Example of misapplication: If, instead, the team simply dumps raw data from each source into the persona builder without harmonizing formats (e.g., mixing numeric ages with broad age categories, or inconsistent product category names), the synthetic audience will be riddled with gaps, contradictions, or over-represented segments. The AI may then generate responses that seem plausible but are biased, unrepresentative, or just plain wrong—leading to misleading conclusions and wasted marketing spend, all because the hidden lever of data harmonization was ignored.
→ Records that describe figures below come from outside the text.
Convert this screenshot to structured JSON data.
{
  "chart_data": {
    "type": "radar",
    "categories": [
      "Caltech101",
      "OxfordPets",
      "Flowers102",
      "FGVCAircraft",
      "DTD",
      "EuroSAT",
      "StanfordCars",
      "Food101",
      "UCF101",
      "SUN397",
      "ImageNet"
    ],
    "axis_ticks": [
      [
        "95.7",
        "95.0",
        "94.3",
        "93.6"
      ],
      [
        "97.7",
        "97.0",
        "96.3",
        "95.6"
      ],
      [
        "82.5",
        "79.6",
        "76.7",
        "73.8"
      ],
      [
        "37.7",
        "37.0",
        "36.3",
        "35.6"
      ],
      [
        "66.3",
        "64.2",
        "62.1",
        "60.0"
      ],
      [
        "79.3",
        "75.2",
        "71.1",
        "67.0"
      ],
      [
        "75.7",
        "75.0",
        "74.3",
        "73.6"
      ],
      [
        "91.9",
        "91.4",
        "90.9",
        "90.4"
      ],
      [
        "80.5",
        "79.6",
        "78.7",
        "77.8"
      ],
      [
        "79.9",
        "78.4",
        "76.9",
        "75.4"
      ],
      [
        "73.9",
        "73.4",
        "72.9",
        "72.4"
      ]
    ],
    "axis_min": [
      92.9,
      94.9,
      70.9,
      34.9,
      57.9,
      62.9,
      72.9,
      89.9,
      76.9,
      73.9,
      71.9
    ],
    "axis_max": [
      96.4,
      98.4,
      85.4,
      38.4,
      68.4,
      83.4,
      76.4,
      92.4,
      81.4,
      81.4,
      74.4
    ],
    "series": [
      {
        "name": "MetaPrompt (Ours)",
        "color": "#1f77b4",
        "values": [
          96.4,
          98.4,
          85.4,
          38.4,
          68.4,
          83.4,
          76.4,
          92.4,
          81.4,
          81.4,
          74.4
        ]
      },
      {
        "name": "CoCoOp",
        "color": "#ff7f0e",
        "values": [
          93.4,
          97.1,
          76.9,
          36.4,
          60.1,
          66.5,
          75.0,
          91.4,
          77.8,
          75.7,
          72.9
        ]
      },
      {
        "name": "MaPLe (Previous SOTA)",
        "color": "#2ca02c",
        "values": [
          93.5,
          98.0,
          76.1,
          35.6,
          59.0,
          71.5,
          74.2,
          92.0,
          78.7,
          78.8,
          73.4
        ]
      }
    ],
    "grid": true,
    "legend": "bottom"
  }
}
🗺️ What are the Implications?
• Ground your simulated audience in real-world data wherever possible: Studies that used actual population data (like surveys or census records) for creating virtual participants produced more accurate and credible results than those relying only on randomization or fixed values.
• Avoid defaulting to random or constant values for personas: Over 70% of published simulations simply assigned random or fixed attributes to agents, but this shortcut risks missing important diversity and nuance, reducing the predictive value of your experiments.
• Use established techniques for building synthetic populations: Methods like "synthetic reconstruction" or "combinatorial optimization"—which blend statistical data and sampling—help create more representative, lifelike virtual audiences for market research.
• Document how you create your synthetic audience: Clear records of data sources, attribute choices, and generation methods make it easier for stakeholders to understand, trust, and reproduce your findings.
• Leverage tools and software that harmonize and process diverse data: Investing in user-friendly tools that can integrate multiple data sources or formats will improve both the realism and efficiency of your research.
• For projects involving real-world decisions or investments, insist on using data-driven virtual audiences: Models that included real population data and established generation methods were twice as likely to align with actual market patterns and outcomes.
• Treat virtual audience quality as a key budget item: The realism of your simulated participants directly impacts the reliability of your market insights—funding better audience construction can save money and mistakes down the line.
• When in doubt, consult with data scientists or synthetic population experts early: Getting the foundation right at the start can significantly increase the success and credibility of the research with decision-makers.